Le bâtonnier a fixé les honoraires complémentaires dus à Maître [X] [B] à la somme de 12000€ TTC par décision du 30 septembre 2021. Cette décision a été notifiée à Monsieur [T] [W] le 1er octobre 2021 qui a formé un recours entre les mains de la première présidente de la cour d’appel de Poitiers reçu le 21 octobre 2021.
L’affaire a été appelée à l’audience du 27 janvier 2022.
A l’audience, Monsieur [T] [W] comparait en personne devant la première présidente de la cour d’appel de Poitiers. Il expose le fond du litige et soutient que Maître [X] [B] a manqué à son devoir d’information quant à l’explication de l’honoraire de résultat.
A l’appui de son recours, Monsieur [T] [W] soutient que les modalités de détermination des honoraires n’ont pas été détaillées et que la notion de succès induit par l’honoraire de résultat est subjective et n’est pas clairement définie dans la convention d’honoraires qu’il a signée avec Maître [X] [B]. Il soutient que les honoraires complémentaires ne sont pas dûs eu égard à la décision de la cour d’appel de Poitiers en date du 24 mars 2021, ce dernier n’ayant pas obtenu de gain ou réalisé un profit.
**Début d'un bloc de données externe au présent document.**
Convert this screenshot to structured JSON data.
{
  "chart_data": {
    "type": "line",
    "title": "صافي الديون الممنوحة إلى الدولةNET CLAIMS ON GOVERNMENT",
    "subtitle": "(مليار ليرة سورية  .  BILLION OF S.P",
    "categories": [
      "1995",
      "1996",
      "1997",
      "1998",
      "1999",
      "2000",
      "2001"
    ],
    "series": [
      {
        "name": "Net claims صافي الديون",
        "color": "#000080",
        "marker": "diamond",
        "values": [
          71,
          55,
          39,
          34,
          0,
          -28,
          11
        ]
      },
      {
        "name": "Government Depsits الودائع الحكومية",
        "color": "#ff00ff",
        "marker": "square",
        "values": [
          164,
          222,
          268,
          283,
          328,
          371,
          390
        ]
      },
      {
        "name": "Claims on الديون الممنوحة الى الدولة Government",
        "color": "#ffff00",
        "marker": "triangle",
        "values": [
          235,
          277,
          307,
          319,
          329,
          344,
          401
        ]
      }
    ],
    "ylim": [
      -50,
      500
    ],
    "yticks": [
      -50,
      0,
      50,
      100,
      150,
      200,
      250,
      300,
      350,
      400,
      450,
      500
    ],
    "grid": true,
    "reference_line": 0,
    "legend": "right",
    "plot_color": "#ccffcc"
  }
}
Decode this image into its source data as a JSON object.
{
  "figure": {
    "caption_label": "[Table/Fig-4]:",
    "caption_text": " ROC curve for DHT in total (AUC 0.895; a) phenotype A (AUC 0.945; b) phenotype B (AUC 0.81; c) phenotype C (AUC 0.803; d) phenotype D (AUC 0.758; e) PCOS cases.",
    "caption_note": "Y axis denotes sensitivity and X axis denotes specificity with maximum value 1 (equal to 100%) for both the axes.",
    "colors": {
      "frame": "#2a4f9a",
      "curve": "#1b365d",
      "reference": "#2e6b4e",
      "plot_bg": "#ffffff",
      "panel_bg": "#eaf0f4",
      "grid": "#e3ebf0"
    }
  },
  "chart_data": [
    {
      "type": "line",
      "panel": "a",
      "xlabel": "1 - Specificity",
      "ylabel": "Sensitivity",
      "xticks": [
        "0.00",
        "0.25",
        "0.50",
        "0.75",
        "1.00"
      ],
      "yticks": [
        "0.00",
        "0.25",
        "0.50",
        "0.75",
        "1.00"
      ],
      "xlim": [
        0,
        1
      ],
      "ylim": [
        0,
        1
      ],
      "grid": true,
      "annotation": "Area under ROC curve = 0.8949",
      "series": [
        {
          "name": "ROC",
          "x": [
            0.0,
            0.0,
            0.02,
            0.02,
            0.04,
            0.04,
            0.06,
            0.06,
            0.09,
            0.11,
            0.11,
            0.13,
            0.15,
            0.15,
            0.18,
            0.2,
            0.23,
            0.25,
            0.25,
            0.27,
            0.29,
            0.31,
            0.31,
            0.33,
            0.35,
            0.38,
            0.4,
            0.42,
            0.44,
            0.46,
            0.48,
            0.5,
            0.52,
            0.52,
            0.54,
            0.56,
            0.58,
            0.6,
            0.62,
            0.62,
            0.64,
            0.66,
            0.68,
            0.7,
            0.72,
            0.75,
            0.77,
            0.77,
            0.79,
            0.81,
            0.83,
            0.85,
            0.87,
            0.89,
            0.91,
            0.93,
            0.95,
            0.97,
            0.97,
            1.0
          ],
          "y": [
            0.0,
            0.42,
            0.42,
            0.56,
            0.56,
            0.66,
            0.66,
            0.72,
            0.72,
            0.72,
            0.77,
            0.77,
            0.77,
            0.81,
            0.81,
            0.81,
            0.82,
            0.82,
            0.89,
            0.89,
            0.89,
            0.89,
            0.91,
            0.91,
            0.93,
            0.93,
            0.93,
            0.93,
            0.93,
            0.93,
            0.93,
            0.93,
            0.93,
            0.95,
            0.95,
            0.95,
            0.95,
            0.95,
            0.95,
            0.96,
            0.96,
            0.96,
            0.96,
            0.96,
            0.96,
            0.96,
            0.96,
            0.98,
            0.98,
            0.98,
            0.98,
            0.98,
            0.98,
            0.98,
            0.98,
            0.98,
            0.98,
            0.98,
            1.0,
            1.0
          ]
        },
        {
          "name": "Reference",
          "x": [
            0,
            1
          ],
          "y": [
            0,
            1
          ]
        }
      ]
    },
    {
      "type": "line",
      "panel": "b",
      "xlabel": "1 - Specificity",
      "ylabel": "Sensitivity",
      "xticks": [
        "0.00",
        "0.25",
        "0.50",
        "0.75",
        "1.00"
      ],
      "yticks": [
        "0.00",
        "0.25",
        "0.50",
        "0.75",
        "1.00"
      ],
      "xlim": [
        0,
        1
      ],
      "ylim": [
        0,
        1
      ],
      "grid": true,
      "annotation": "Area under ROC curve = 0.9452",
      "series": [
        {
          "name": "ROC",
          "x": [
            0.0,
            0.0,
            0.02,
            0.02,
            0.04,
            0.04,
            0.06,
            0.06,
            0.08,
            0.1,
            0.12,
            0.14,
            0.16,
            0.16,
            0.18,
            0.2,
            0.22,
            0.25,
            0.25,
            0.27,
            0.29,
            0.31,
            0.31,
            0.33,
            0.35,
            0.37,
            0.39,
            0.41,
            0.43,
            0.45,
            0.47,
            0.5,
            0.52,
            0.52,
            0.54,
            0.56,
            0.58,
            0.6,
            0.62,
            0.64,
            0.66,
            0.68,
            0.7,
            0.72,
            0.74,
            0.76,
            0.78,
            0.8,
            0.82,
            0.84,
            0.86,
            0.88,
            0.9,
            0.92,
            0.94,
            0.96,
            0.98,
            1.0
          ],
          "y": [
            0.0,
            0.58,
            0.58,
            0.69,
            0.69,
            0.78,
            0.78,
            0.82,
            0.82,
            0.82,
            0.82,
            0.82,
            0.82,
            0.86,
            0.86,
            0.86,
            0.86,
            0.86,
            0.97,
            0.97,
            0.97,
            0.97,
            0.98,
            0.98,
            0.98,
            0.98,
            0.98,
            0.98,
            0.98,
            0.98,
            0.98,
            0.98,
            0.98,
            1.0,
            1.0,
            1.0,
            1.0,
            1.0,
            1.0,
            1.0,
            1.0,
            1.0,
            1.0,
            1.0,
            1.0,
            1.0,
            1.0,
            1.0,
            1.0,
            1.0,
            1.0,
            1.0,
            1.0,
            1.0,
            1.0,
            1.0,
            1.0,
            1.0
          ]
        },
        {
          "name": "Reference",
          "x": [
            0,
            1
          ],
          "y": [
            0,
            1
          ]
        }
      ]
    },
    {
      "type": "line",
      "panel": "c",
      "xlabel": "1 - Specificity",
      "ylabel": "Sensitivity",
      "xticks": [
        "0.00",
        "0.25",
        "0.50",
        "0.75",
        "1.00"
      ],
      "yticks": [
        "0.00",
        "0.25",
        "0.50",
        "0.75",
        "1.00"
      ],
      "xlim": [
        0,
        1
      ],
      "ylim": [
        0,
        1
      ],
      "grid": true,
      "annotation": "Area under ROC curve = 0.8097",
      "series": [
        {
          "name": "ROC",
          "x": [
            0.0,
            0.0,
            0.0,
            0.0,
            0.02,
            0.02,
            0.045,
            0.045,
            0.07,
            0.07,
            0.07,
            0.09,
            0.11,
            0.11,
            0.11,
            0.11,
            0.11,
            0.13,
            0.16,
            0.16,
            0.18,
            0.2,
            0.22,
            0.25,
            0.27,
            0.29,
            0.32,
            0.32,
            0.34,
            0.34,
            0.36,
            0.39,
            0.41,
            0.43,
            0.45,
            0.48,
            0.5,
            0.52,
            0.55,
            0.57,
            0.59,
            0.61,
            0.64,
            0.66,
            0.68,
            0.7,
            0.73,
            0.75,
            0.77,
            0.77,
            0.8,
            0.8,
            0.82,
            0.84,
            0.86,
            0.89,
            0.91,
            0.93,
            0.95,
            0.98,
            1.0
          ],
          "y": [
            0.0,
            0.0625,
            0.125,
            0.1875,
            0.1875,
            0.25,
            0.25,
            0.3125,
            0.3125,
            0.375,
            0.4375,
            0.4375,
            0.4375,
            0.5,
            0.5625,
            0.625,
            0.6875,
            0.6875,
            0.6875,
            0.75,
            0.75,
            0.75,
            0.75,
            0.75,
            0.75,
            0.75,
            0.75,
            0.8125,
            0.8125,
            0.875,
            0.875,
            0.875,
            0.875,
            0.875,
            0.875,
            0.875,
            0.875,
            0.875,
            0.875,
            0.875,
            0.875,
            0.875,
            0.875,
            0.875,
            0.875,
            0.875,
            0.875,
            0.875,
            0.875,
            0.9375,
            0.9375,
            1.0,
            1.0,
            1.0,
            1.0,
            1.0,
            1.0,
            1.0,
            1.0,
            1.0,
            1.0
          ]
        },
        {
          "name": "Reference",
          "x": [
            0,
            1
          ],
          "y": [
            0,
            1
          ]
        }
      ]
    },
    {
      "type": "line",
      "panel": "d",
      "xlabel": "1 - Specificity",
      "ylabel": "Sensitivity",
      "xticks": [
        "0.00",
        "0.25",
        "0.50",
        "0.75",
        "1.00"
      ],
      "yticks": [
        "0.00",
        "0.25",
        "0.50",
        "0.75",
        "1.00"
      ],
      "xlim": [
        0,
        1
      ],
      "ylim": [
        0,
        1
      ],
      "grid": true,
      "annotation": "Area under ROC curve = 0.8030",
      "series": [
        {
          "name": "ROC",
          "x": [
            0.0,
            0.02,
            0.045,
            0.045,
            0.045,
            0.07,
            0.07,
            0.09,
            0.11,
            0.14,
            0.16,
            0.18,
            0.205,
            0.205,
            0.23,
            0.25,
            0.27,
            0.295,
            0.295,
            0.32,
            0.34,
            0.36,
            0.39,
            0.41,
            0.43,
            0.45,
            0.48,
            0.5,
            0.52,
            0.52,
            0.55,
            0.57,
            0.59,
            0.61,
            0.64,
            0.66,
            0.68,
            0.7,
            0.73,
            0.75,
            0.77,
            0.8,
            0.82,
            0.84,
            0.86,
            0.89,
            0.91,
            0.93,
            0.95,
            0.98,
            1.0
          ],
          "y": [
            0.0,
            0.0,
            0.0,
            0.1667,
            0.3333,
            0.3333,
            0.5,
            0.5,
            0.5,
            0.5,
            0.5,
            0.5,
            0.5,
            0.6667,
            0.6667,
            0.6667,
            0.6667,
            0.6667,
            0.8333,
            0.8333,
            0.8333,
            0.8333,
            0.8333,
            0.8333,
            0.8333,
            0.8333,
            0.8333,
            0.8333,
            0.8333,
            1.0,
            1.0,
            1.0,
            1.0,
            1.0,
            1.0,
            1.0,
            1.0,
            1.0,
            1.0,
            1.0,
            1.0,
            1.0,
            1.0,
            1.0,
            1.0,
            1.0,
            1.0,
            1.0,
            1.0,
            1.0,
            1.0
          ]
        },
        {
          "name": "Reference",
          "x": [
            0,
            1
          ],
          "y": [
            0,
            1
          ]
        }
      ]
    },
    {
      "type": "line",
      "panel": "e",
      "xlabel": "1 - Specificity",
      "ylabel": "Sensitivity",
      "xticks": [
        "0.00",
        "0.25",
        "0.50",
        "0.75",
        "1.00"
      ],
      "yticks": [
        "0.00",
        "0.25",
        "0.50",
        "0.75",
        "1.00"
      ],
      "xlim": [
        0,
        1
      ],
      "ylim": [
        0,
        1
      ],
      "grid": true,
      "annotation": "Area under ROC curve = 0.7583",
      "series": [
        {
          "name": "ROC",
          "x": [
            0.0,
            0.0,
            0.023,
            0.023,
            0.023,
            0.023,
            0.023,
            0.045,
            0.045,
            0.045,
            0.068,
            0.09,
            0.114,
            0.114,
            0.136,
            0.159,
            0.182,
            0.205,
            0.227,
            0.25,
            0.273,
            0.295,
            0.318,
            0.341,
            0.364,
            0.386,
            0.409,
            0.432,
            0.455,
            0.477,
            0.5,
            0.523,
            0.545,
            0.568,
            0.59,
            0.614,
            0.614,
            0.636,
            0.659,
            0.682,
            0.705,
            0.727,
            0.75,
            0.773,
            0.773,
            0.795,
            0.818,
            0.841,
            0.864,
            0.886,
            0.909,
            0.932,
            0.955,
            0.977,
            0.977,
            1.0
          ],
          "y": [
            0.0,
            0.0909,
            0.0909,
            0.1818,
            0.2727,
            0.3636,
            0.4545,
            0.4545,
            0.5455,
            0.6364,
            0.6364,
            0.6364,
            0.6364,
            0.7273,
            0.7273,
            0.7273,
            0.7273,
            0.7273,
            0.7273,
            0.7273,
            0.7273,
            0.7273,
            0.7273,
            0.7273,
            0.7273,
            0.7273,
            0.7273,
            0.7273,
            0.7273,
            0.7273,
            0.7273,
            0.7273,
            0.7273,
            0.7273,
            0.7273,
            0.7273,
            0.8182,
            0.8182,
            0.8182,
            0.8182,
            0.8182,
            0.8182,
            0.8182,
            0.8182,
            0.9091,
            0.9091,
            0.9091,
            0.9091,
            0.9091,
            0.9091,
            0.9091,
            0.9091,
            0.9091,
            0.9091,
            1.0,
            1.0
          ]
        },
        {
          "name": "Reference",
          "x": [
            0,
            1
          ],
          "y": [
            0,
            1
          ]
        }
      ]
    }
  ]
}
Il sollicite que l’honoraire de résultat soit annulé.
Maître [X] [B] est représenté par Maître Antoine Lecureur, qui expose qu’elle a défendu les intérêts de Monsieur [T] [W] dans le cadre d’une procédure de divorce. A l’issue de la procédure, Maître [X] [B] a sollicité le réglement de la somme de 12 000€ à Monsieur [T] [W] à titre d’honoraires complémentaires. Elle demande la confirmation de la décision du bâtonnier de l’ordre des avocats au barreau de [Localité 1] outre la condamnation de Monsieur [T] [W] au paiement de 331,92 €uros au titre de l’article 700 du Code de procédure civile.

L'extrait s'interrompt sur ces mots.